Wittenburg Gretel, Flade Viktoria, Garbe Annette I, Lauer Günter, Labudde Dirk
Clinic of Oral and Maxillofacial Surgery, University of Technology Dresden, University Hospital Carl Gustav Carus, Fetscherstr. 74, D-01307 Dresden, Germany; Department of Bioinformatics, University of Applied Sciences Mittweida, Technikumplatz 17, D-09648 Mittweida, Germany; Centre for Translational Bone, Joint and Soft Tissue Research, Fetscherstr. 74, D-01307 Dresden, Germany.
Clinic of Oral and Maxillofacial Surgery, University of Technology Dresden, University Hospital Carl Gustav Carus, Fetscherstr. 74, D-01307 Dresden, Germany.
Br J Oral Maxillofac Surg. 2014 May;52(5):409-14. doi: 10.1016/j.bjoms.2014.02.023. Epub 2014 Mar 27.

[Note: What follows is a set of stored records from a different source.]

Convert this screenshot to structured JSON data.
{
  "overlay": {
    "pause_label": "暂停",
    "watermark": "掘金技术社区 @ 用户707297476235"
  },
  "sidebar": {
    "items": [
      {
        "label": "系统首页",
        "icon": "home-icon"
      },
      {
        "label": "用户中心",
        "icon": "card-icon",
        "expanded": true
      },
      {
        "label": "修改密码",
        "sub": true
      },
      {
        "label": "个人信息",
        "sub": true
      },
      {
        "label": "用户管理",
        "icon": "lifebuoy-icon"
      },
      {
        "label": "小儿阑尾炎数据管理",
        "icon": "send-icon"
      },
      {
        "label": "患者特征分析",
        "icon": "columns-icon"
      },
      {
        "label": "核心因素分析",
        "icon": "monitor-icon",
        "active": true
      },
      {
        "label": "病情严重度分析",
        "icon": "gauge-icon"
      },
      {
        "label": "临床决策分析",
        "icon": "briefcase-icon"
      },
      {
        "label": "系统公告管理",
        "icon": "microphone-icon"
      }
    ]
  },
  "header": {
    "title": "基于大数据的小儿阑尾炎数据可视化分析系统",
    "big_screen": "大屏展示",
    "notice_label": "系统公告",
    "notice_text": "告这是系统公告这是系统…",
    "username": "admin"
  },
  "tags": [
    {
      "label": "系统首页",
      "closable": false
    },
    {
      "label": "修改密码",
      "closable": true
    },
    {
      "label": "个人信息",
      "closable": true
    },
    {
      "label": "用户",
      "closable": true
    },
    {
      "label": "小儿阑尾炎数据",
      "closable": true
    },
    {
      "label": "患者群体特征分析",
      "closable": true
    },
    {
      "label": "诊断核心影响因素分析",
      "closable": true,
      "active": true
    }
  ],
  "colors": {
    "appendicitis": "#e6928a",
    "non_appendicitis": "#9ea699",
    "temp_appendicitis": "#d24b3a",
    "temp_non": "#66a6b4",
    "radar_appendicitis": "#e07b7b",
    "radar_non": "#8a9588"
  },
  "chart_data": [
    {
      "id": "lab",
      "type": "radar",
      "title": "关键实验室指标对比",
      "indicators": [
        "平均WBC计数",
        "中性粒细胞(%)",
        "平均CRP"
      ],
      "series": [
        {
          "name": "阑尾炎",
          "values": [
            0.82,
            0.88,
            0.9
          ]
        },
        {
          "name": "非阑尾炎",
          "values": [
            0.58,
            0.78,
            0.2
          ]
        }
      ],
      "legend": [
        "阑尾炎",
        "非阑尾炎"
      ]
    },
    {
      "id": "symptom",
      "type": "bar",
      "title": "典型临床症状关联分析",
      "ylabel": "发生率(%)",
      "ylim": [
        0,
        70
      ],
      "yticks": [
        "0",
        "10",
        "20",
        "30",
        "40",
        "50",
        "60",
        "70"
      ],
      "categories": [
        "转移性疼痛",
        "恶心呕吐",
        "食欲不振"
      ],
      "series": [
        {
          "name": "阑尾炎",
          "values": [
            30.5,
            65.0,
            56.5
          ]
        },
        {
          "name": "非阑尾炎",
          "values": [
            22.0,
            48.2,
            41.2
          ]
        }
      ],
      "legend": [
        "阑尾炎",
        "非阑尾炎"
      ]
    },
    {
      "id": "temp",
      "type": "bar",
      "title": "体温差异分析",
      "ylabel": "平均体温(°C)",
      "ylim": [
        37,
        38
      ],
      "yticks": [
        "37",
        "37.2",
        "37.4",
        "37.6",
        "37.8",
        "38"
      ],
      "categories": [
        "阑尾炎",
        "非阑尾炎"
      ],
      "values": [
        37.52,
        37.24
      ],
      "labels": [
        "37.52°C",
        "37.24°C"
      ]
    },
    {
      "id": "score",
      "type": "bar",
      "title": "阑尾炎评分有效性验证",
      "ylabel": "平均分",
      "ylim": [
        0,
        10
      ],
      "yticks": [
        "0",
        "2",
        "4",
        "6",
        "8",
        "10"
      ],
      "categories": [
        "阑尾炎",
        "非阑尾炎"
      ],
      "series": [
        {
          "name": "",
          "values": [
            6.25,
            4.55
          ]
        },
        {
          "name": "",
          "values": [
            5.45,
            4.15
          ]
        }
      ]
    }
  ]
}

We have analysed the growth and differentiation of mesenchymal stromal cells (MSC) from bone marrow, and of adipose derived stem cells (ASC) from murine abdominal fat tissue, of green fluorescent protein (GFP) transgenic animals grown directly on two types of hydroxyapatite ceramic bone substitutes. BONITmatrix® and NanoBone® have specific mechanical and physiochemical properties such as porosity and an inner surface that influence cellular growth. Both MSC and ASC were separately seeded on 200mg of each biomaterial and cultured for 3 weeks under osteogenic differentiation conditions. The degree of mineralisation was assessed by alizarin red dye and the specific alkaline phosphatase activity of the differentiated cells. The morphology of the cells was examined by scanning electron microscopy and confocal microscopy. The osteoblastic phenotype of the cells was confirmed by analysing the expression of bone-specific genes (Runx2, osteocalcin, osteopontin, and osteonectin) by semiquantitative reverse transcriptase polymerase chain reaction (PCR). Comparison of BONITmatrix® and NanoBone® showed cell type-specific preferences in terms of osteogenic differentiation. MSC-derived osteoblast-like cells spread optimally on the surface of NanoBone® but not BONITmatrix® granules. In contrast BONITmatrix® granules conditioned the growth of osteoblast-like cells derived from ASC. The osteoblastic phenotype of the cultured cells on all matrices was confirmed by specific gene expression. Our results show that the in vitro growth and osteogenic differentiation of murine MSC or ASC of GFP transgenic mice are distinctly influenced by the ceramic substratum. While NanoBone® granules support the proliferation and differentiation of murine MSC isolated from bone marrow, the growth of murine ASC is supported by BONITmatrix® granules. NanoBone® is therefore recommended for use as scaffold in tissue engineering that requires MSC, whereas ASC can be combined with BONITmatrix® for in vitro bone engineering.
我们分析了来自骨髓的间充质基质细胞(MSC)以及来自小鼠腹部脂肪组织的脂肪衍生干细胞(ASC)在直接生长于两种羟基磷灰石陶瓷骨替代物上的绿色荧光蛋白(GFP)转基因动物中的生长和分化情况。BONITmatrix®和NanoBone®具有特定的机械和物理化学性质,如孔隙率和内表面,这些性质会影响细胞生长。将MSC和ASC分别接种在每种200mg的生物材料上,并在成骨分化条件下培养3周。通过茜素红染料评估矿化程度以及分化细胞的特异性碱性磷酸酶活性。通过扫描电子显微镜和共聚焦显微镜检查细胞形态。通过半定量逆转录聚合酶链反应(PCR)分析骨特异性基因(Runx2、骨钙素、骨桥蛋白和骨连接蛋白)的表达,以确认细胞的成骨细胞表型。BONITmatrix®和NanoBone®的比较显示,在成骨分化方面存在细胞类型特异性偏好。源自MSC的成骨样细胞在NanoBone®表面而非BONITmatrix®颗粒上最佳地铺展。相反,BONITmatrix®颗粒调节源自ASC的成骨样细胞的生长。通过特异性基因表达证实了所有基质上培养细胞的成骨细胞表型。我们的结果表明,GFP转基因小鼠的鼠MSC或ASC的体外生长和成骨分化受到陶瓷基质的明显影响。虽然NanoBone®颗粒支持从骨髓分离的鼠MSC的增殖和分化,但鼠ASC的生长则由BONITmatrix®颗粒支持。因此,推荐将NanoBone®用作需要MSC的组织工程中的支架,而ASC可与BONITmatrix®结合用于体外骨工程。